Horse Health: Coat And Skin Issues

With show season underway, it is only natural that you want your horse to look and feel their very best. Achieving show ring shine can be easily achieved if you take the correct actions. Your horse’s health matters, and this is usually reflected in its appearance. What goes into your horse is what you’ll get out of them! Ensuring they maintain a balanced diet packed full of all the essential vitamins and minerals is vital when it comes to good health. When deciding what additional nutrients are best to help your horse’s coat shine, plenty of omega 3 and omega 6 fatty acids are  key to keeping your horse looking and feeling pristine. You can find these in fish oil, as well as plants such as linseed.

Skin Conditions To Watch Out For 

If your horse hasn’t been getting the right nutrients, it could result in various skin and coat conditions. Listed below are some of the more serious conditions to look out for that can impact your horse’s coat and skin health:

Rain scald

Rain scald can be a serious skin infection, caused by the softening of the skin. If a horse has a weakened immune system, due to poor nutrition, the lack of natural grease in their coat can diminish. This can hinder them from keeping warm and dry. Additionally, this can occur when leaking or non-breathable turnout rugs are used, when there is poor air circulation under the rug, or the horse’s back is constantly getting wet with moisture from rain or sweat. An affected horse may show patchy hair loss along the back and quarters. The hair can become matted, and the skin may develop sores and weeping lesions. To try and avoid your horse from getting rain scald, ensure that it always has access to shelter from the field and that rugs are of the correct type for the conditions and maintained accordingly.


This is a contagious fungal infection of the skin that spreads by direct and indirect contact, so infected horses should be isolated wherever possible, strict hygiene measures should be adopted and veterinary advice sought. Infection shows initially as tufts of raised hair, which eventually fall off, leaving weeping lesions. Affected horses can be aided with creams, shampoos and washes that are applied to the skin, helping to alleviate any discomfort.

Sweet itch

Sweet itch is an inflammation of the skin as a result of an allergic reaction, which is also called Summer Seasonal Recurrent Dermatitis (SSRD). Sweet itch is caused by a biting midge, and the itching sensation your horse may experience is a subsequent allergic reaction. This is felt by many horses along the back, often around the mane and tail. Environmental factors should be considered, and susceptible horses often develop this as youngsters, with the issues continuing into their adulthood.

Feeding horses with poor skin and coat condition

Alongside appropriate treatment and medication, a balanced diet of vitamins and minerals is important.

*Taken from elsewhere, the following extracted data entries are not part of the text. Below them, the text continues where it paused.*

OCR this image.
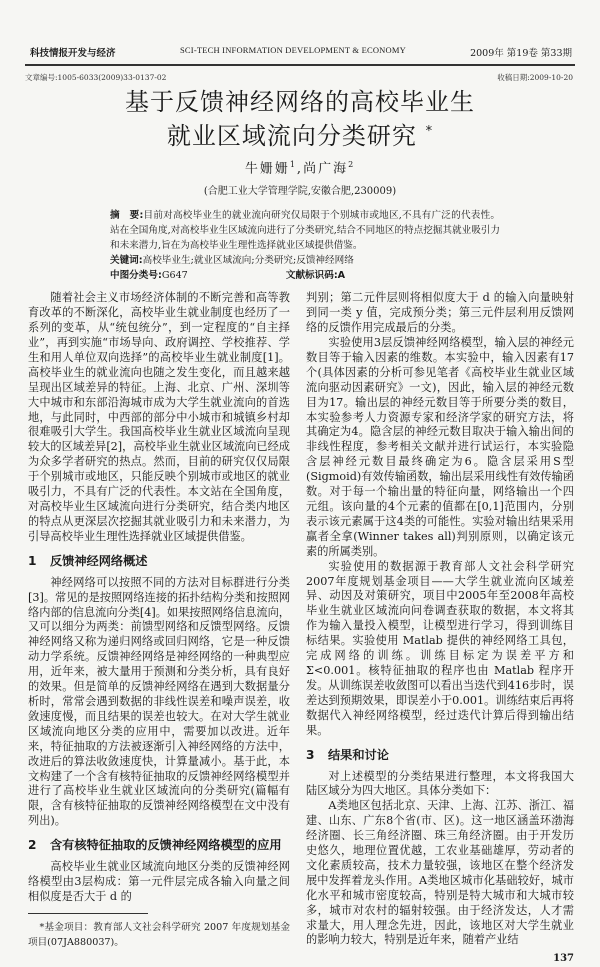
科技情报开发与经济	SCI-TECH INFORMATION DEVELOPMENT & ECONOMY	2009年 第19卷 第33期
文章编号:1005-6033(2009)33-0137-02	收稿日期:2009-10-20
基于反馈神经网络的高校毕业生
就业区域流向分类研究 *
牛姗姗$^1$,尚广海$^2$
(合肥工业大学管理学院,安徽合肥,230009)
摘　要:目前对高校毕业生的就业流向研究仅局限于个别城市或地区,不具有广泛的代表性。站在全国角度,对高校毕业生区域流向进行了分类研究,结合不同地区的特点挖掘其就业吸引力和未来潜力,旨在为高校毕业生理性选择就业区域提供借鉴。
关键词:高校毕业生;就业区域流向;分类研究;反馈神经网络
中图分类号:G647	文献标识码:A

随着社会主义市场经济体制的不断完善和高等教育改革的不断深化，高校毕业生就业制度也经历了一系列的变革，从“统包统分”，到一定程度的“自主择业”，再到实施“市场导向、政府调控、学校推荐、学生和用人单位双向选择”的高校毕业生就业制度[1]。高校毕业生的就业流向也随之发生变化，而且越来越呈现出区域差异的特征。上海、北京、广州、深圳等大中城市和东部沿海城市成为大学生就业流向的首选地，与此同时，中西部的部分中小城市和城镇乡村却很难吸引大学生。我国高校毕业生就业区域流向呈现较大的区域差异[2]，高校毕业生就业区域流向已经成为众多学者研究的热点。然而，目前的研究仅仅局限于个别城市或地区，只能反映个别城市或地区的就业吸引力，不具有广泛的代表性。本文站在全国角度，对高校毕业生区域流向进行分类研究，结合类内地区的特点从更深层次挖掘其就业吸引力和未来潜力，为引导高校毕业生理性选择就业区域提供借鉴。

1 反馈神经网络概述

神经网络可以按照不同的方法对目标群进行分类[3]。常见的是按照网络连接的拓扑结构分类和按照网络内部的信息流向分类[4]。如果按照网络信息流向，又可以细分为两类：前馈型网络和反馈型网络。反馈神经网络又称为递归网络或回归网络，它是一种反馈动力学系统。反馈神经网络是神经网络的一种典型应用，近年来，被大量用于预测和分类分析，具有良好的效果。但是简单的反馈神经网络在遇到大数据量分析时，常常会遇到数据的非线性误差和噪声误差，收敛速度慢，而且结果的误差也较大。在对大学生就业区域流向地区分类的应用中，需要加以改进。近年来，特征抽取的方法被逐渐引入神经网络的方法中，改进后的算法收敛速度快，计算量减小。基于此，本文构建了一个含有核特征抽取的反馈神经网络模型并进行了高校毕业生就业区域流向的分类研究(篇幅有限，含有核特征抽取的反馈神经网络模型在文中没有列出)。

2 含有核特征抽取的反馈神经网络模型的应用

高校毕业生就业区域流向地区分类的反馈神经网络模型由3层构成：第一元件层完成各输入向量之间相似度是否大于 d 的

*基金项目：教育部人文社会科学研究 2007 年度规划基金项目(07JA880037)。

判别；第二元件层则将相似度大于 d 的输入向量映射到同一类 y 值，完成预分类；第三元件层利用反馈网络的反馈作用完成最后的分类。

实验使用3层反馈神经网络模型，输入层的神经元数目等于输入因素的维数。本实验中，输入因素有17个(具体因素的分析可参见笔者《高校毕业生就业区域流向驱动因素研究》一文)，因此，输入层的神经元数目为17。输出层的神经元数目等于所要分类的数目，本实验参考人力资源专家和经济学家的研究方法，将其确定为4。隐含层的神经元数目取决于输入输出间的非线性程度，参考相关文献并进行试运行，本实验隐含层神经元数目最终确定为6。隐含层采用S型(Sigmoid)有效传输函数，输出层采用线性有效传输函数。对于每一个输出量的特征向量，网络输出一个四元组。该向量的4个元素的值都在[0,1]范围内，分别表示该元素属于这4类的可能性。实验对输出结果采用赢者全拿(Winner takes all)判别原则，以确定该元素的所属类别。

实验使用的数据源于教育部人文社会科学研究2007年度规划基金项目——大学生就业流向区域差异、动因及对策研究，项目中2005年至2008年高校毕业生就业区域流向问卷调查获取的数据，本文将其作为输入量投入模型，让模型进行学习，得到训练目标结果。实验使用 Matlab 提供的神经网络工具包，完成网络的训练。训练目标定为误差平方和 Σ<0.001。核特征抽取的程序也由 Matlab 程序开发。从训练误差收敛图可以看出当迭代到416步时，误差达到预期效果，即误差小于0.001。训练结束后再将数据代入神经网络模型，经过迭代计算后得到输出结果。

3 结果和讨论

对上述模型的分类结果进行整理，本文将我国大陆区域分为四大地区。具体分类如下：

A类地区包括北京、天津、上海、江苏、浙江、福建、山东、广东8个省(市、区)。这一地区涵盖环渤海经济圈、长三角经济圈、珠三角经济圈。由于开发历史悠久，地理位置优越，工农业基础雄厚，劳动者的文化素质较高，技术力量较强，该地区在整个经济发展中发挥着龙头作用。A类地区城市化基础较好，城市化水平和城市密度较高，特别是特大城市和大城市较多，城市对农村的辐射较强。由于经济发达，人才需求量大，用人理念先进，因此，该地区对大学生就业的影响力较大，特别是近年来，随着产业结

137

Quality protein is important as it provides the building blocks of tissues and high quality horse feeds such as alfalfa will provide the amino acids the horse requires. Additional essential fatty acids should also help to soften the skin and make the coat gleam so your horse will be back in top condition. 

By ensuring you feed your horse the best possible quality horse food and a balanced diet, you will greatly reduce the chances of problems happening again.